You’re not his Mommy or his Daddy. It isn’t your job to teach him how to be an adult.
>I earn more and work more than he does, so it’s not a lack of time that’s the issue.
Oh geez.
So he has you to subsidize his living expenses, and he has more free time than you, yet he “can’t remember” how to wash dishes or brushing his teeth?!??!
Good grief.
Throw this one back.
You’re so young. Don’t get trapped by a Man Child.
I see lots of the comments are jumping to dump him. Which is pretty reasonable actually, it does sound like weaponized incompetence if he’s great at work but doesn’t bother at home. If you love him and want to give him a chance to improve though, maybe start by telling him how unattractive it is that you’re having to mother him and how incredibly sexy a competent partner would be. How he’s so sexy in clean clothes, and what a turn on it is when the dishes are washed, or whatever. If he starts putting in more effort great, if not you know you tried.
He has them, but if he shows you he does, then he’ll have to lift a finger. Classic tell of a worthless guy looking to marry a SAHW who will have to do everything he says.
Get rid of him now. He’s just laying the groundwork. Keep “messing up” enough until you just give up and do it all. The switch will flip eventually.

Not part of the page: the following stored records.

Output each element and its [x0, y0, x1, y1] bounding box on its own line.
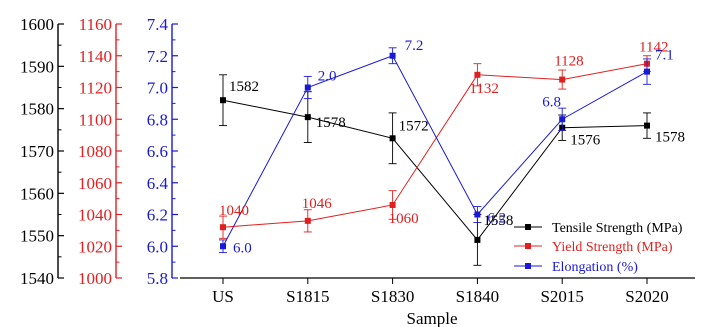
elongation-data-label: 2.0 — [318, 69, 337, 85]
tensile-y-tick-label: 1570 — [20, 142, 54, 161]
elongation-data-label: 7.1 — [655, 48, 674, 64]
yield-y-tick-label: 1080 — [78, 142, 112, 161]
legend-marker-yield — [525, 243, 531, 249]
elongation-y-tick-label: 7.2 — [147, 47, 168, 66]
tensile-data-label: 1576 — [570, 133, 601, 149]
axes-layer: US S1815 S1830 S1840 S2015 S2020 1540 1550 1560 1… — [20, 15, 695, 306]
tensile-marker — [644, 122, 650, 129]
legend-marker-elongation — [525, 263, 531, 269]
tensile-series-line — [222, 99, 648, 241]
elongation-series-line — [222, 55, 648, 247]
elongation-marker — [644, 68, 650, 75]
x-axis-title: Sample — [407, 309, 458, 327]
tensile-y-tick-label: 1600 — [20, 15, 54, 34]
x-tick-label: S2015 — [540, 287, 583, 306]
yield-marker — [474, 71, 481, 78]
data-labels-layer: 1582 1578 1572 1558 1576 1578 1040 1046 1060 1132… — [219, 38, 685, 257]
x-tick-label: S2020 — [625, 287, 668, 306]
tensile-marker — [389, 135, 396, 142]
yield-marker — [389, 201, 396, 208]
x-tick-label: US — [212, 287, 234, 306]
tensile-marker — [220, 97, 226, 104]
tensile-y-tick-label: 1540 — [20, 269, 54, 288]
x-tick-label: S1830 — [371, 287, 414, 306]
yield-y-tick-label: 1060 — [78, 174, 112, 193]
yield-y-tick-label: 1120 — [79, 79, 112, 98]
elongation-y-tick-label: 7.4 — [147, 15, 169, 34]
elongation-y-tick-label: 6.4 — [147, 174, 169, 193]
yield-data-label: 1046 — [302, 196, 333, 212]
tensile-marker — [304, 114, 311, 121]
tensile-y-tick-label: 1550 — [20, 227, 54, 246]
elongation-marker — [304, 84, 311, 91]
x-tick-label: S1815 — [286, 287, 329, 306]
tensile-data-label: 1572 — [399, 118, 429, 134]
yield-data-label: 1060 — [389, 211, 419, 227]
legend-label-yield: Yield Strength (MPa) — [552, 240, 673, 255]
elongation-marker — [559, 116, 566, 123]
yield-y-tick-label: 1100 — [79, 110, 112, 129]
tensile-data-label: 1578 — [316, 115, 346, 131]
elongation-data-label: 6.2 — [487, 211, 506, 227]
yield-marker — [559, 76, 566, 83]
tensile-data-label: 1582 — [229, 79, 259, 95]
yield-marker — [304, 217, 311, 224]
elongation-y-tick-label: 6.8 — [147, 110, 168, 129]
tensile-y-tick-label: 1590 — [20, 57, 54, 76]
yield-marker — [220, 224, 226, 231]
yield-y-tick-label: 1140 — [79, 47, 112, 66]
yield-data-label: 1040 — [219, 203, 249, 219]
legend-label-elongation: Elongation (%) — [552, 260, 638, 275]
x-tick-label: S1840 — [456, 287, 499, 306]
yield-data-label: 1142 — [639, 40, 668, 56]
tensile-marker — [474, 236, 481, 243]
yield-y-tick-label: 1020 — [78, 237, 112, 256]
tensile-y-tick-label: 1560 — [20, 184, 54, 203]
elongation-y-tick-label: 6.2 — [147, 206, 168, 225]
elongation-marker — [220, 243, 226, 250]
elongation-y-tick-label: 6.0 — [147, 237, 168, 256]
elongation-y-tick-label: 6.6 — [147, 142, 168, 161]
legend-marker-tensile — [525, 224, 531, 230]
elongation-data-label: 6.0 — [233, 240, 252, 256]
tensile-data-label: 1578 — [655, 130, 685, 146]
tensile-data-label: 1558 — [483, 213, 513, 229]
yield-data-label: 1132 — [469, 81, 498, 97]
yield-y-tick-label: 1000 — [78, 269, 112, 288]
elongation-data-label: 7.2 — [405, 38, 424, 54]
elongation-marker — [389, 52, 396, 59]
elongation-y-tick-label: 7.0 — [147, 79, 168, 98]
elongation-y-tick-label: 5.8 — [147, 269, 168, 288]
yield-data-label: 1128 — [554, 54, 583, 70]
legend-label-tensile: Tensile Strength (MPa) — [552, 221, 683, 236]
elongation-marker — [474, 211, 481, 218]
legend: Tensile Strength (MPa) Yield Strength (MP… — [514, 221, 683, 275]
yield-y-tick-label: 1160 — [79, 15, 112, 34]
tensile-y-tick-label: 1580 — [20, 100, 54, 119]
series-layer — [219, 47, 651, 266]
yield-y-tick-label: 1040 — [78, 206, 112, 225]
elongation-data-label: 6.8 — [542, 94, 561, 110]
yield-series-line — [222, 63, 648, 228]
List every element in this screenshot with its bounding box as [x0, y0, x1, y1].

My comment is based on seeing your comment about him being well respected at work.
Dump him
Can’t speak for him, but if I were your BF and if I LOVE you, I’d do things i normally wouldn’t want to do. I’d learn how to cook, clean, fix stuff, and more. I do it because I want to be of use to someone I love and care about. I don’t need anyone to tell me what to do and what to clean. From the looks of it, you love him more than he loves you. He’s 25, he’s not a kid. If you let things stay, he will be the same at 30, 40, 55. I don’t know why anyone would want to stay in such a relationship unless you’re weird. Do you want someone like that to be the father of your kids?
Guys are direct, don’t beat around the bushes. He is a man, he can take a hit. Tell him that you would like him to pull his own weight. That he’s getting too comfortable. Otherwise, you cannot imagine a future with him. wasting 5 years in a relationship is still better than hanging on and ends up wasting your whole life with such a person. do it for yourself and do it for your potential future kids.
He’s probably acting that way on purpose because he doesn’t want to do anything except his job. How is it he never learned to do anything? His parents babied him?